We pick out three of the stocks featured that could provide some stability at a time of volatility in the wider equity markets.
Can the Shell share price benefit from EVs?
Shell’s share price has gained 9% over the past three months (through 21 September). However, the energy major’s stock has sunk more than 28% over the decade. In comparison, the FTSE 100 has gained over 34% in the past ten years.
Shell’s share price is closely aligned to the price of oil. Yet, things are changing. The company is investing heavily in increasing its network of charging stations as it looks to take advantage of the shift to electric vehicles.
Analysts polled on Refinitiv have pinned an average 1,923.75p price target on the stock – hitting this would see a 29.5% upside on the 21 September close. For income-seeking investors, the stock carries a 3.74% forward yield.
Is the BNP Paribas share price undervalued based on earnings?
BNP Paribas’s [BNP.PA] share price is down almost 5% over the past three months, yet the underlying fundamentals at the bank look strong. In the second quarter, the bank reported a net income of €2.9bn, up 26% on the same period the previous year as its retail banking business rebounded following the pandemic.
The bank announced an extra dividend payout off the back of the results, and the stock carries a 4.97% forward yield. Adding to the argument that BNP Paribas’s share price is a steal is a trailing 8.28 price to earnings ratio. Analysts have a €62 price target on BNP Paribas’ share price, representing a 20.7% upside on the 21 September close.
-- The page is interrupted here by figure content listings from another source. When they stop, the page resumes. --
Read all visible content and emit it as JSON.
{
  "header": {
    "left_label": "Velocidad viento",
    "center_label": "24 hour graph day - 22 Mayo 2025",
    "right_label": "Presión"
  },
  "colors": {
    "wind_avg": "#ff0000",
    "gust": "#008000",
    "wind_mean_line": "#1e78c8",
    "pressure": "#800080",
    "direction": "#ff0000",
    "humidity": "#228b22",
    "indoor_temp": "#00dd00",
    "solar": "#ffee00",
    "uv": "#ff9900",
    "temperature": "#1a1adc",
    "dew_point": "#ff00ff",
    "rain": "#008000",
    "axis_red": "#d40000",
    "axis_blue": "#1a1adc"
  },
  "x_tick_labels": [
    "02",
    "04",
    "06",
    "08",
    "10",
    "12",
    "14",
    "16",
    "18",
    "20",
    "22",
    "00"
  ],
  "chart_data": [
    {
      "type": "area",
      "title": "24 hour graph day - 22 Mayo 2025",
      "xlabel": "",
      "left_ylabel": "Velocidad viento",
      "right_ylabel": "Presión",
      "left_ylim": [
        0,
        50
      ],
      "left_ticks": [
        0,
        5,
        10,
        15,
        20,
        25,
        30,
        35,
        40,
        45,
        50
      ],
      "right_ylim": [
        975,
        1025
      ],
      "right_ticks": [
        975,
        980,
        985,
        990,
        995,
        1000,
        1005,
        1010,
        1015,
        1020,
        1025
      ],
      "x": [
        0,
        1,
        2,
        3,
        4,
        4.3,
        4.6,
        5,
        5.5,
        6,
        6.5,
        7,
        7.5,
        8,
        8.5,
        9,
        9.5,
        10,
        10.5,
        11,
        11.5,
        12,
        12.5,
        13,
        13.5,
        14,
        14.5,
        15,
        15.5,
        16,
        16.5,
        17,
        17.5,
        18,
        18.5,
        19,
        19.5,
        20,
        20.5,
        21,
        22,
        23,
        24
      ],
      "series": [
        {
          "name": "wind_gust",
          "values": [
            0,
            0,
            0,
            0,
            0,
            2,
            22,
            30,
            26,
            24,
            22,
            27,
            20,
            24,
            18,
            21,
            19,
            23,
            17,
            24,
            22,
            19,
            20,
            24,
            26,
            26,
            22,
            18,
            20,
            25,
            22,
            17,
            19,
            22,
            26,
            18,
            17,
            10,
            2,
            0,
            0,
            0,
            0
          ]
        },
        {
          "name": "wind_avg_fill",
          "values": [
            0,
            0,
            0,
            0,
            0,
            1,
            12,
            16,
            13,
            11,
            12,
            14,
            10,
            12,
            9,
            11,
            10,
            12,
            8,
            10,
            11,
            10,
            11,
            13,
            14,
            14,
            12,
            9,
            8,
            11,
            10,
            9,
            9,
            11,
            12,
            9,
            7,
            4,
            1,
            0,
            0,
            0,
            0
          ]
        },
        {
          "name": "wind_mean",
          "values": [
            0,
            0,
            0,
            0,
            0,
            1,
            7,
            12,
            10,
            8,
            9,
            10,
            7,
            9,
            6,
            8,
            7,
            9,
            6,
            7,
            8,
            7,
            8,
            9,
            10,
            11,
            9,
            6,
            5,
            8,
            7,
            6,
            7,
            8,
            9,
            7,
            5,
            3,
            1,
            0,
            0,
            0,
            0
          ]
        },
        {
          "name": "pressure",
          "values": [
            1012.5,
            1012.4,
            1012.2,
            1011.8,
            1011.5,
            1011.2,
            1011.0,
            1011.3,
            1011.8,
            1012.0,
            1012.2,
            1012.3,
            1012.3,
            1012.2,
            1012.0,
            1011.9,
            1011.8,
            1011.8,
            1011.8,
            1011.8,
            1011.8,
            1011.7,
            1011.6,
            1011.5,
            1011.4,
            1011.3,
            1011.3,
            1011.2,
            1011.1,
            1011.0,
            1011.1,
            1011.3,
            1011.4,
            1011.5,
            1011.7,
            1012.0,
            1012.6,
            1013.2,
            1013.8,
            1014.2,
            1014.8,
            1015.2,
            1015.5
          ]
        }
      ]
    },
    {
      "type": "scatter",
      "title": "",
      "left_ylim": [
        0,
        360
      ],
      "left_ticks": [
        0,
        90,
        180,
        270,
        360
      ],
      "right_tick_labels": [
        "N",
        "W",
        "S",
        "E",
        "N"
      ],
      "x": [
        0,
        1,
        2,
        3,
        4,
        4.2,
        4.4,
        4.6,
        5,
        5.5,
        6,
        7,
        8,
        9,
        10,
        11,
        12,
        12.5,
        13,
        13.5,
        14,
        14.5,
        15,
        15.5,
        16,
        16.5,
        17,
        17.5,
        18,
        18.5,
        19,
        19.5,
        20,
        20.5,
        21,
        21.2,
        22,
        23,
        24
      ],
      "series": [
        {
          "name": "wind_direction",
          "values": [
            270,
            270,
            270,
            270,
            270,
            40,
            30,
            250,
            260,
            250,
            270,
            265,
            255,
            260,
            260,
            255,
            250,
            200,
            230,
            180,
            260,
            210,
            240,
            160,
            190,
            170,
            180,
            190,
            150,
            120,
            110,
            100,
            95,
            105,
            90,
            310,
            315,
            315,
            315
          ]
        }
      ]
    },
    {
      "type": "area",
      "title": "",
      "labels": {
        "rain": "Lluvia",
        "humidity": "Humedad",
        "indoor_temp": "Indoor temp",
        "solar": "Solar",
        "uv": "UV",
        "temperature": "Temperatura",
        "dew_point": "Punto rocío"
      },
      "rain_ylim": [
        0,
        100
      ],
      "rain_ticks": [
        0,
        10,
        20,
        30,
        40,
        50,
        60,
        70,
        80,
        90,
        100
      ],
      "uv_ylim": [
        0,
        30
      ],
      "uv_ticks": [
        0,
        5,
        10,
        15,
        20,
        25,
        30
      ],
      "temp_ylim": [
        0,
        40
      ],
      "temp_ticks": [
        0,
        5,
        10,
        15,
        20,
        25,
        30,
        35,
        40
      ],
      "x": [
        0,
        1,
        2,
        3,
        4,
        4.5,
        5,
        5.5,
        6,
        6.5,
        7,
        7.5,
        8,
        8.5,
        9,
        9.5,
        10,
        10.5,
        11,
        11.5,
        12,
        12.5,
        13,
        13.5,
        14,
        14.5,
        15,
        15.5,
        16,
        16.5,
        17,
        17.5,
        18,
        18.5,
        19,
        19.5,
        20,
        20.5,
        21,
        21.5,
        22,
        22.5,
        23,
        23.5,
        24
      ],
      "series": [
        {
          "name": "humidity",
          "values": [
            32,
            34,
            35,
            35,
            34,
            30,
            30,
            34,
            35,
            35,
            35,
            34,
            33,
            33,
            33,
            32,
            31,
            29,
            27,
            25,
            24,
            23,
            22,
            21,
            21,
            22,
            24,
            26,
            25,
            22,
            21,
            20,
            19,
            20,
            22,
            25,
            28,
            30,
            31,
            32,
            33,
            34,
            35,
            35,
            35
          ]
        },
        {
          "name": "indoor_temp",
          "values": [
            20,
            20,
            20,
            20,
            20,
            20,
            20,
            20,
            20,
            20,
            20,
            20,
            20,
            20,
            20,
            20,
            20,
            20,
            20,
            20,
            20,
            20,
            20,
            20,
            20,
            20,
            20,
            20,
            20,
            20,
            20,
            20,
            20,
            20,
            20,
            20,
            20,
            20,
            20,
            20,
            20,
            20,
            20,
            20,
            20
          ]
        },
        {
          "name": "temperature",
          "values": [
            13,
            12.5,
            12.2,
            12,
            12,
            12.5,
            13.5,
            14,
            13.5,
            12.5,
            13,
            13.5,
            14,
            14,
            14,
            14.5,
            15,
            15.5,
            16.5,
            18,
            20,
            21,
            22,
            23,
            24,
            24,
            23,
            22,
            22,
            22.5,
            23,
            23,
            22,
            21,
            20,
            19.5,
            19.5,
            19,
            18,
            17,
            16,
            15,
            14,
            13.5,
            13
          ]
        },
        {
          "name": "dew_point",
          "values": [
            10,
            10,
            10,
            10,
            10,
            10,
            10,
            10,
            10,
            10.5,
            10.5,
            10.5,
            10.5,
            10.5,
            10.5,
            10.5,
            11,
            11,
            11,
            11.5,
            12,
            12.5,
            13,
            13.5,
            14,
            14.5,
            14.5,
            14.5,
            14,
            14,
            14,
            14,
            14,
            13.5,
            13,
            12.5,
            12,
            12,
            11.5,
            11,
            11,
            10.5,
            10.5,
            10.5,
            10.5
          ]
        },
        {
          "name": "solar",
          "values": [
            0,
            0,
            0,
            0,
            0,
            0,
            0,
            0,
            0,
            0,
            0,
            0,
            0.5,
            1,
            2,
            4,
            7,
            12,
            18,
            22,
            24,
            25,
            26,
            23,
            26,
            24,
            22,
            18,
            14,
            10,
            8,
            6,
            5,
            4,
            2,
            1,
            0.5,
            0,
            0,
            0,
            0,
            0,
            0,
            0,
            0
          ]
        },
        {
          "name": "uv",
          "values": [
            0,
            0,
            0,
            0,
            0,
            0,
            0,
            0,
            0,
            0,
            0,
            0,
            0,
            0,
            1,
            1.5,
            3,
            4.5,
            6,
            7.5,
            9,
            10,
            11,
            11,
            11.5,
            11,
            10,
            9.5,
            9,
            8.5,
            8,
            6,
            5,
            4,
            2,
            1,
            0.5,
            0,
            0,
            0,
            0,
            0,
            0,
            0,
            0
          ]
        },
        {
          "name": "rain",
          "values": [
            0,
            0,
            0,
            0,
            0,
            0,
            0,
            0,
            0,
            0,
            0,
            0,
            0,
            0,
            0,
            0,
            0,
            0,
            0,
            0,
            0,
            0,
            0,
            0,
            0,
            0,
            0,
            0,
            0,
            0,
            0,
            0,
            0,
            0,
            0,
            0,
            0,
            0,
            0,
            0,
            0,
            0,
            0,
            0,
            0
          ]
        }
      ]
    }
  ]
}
Could rising demand for used cars make the Auto Trader share price a buy?
Auto Trader’s [AUTO.L] share price has skidded almost 2% over the past three months. Like the secondhand car marketplace’s customers, investors could be in for a bargain. For the fiscal year 2021, Auto Trader delivered an operating profit of £161.1m on an operating margin of 61%. While both figures are down year-on-year, these are strong numbers considering they encompass the height of the coronavirus pandemic.
According to the company’s annual report, Auto Trader enjoys more than 90% brand awareness with customers and gets more than 58 million cross platform visits each month.
Auto Trader also made HSBC’s ‘Bucket of ideas’ research note this month. In the list of 18 UK stocks, analysts at the bank said that the secondhand car website had “considerable scope to grow”, and new revenue would come from part-exchange and financing options.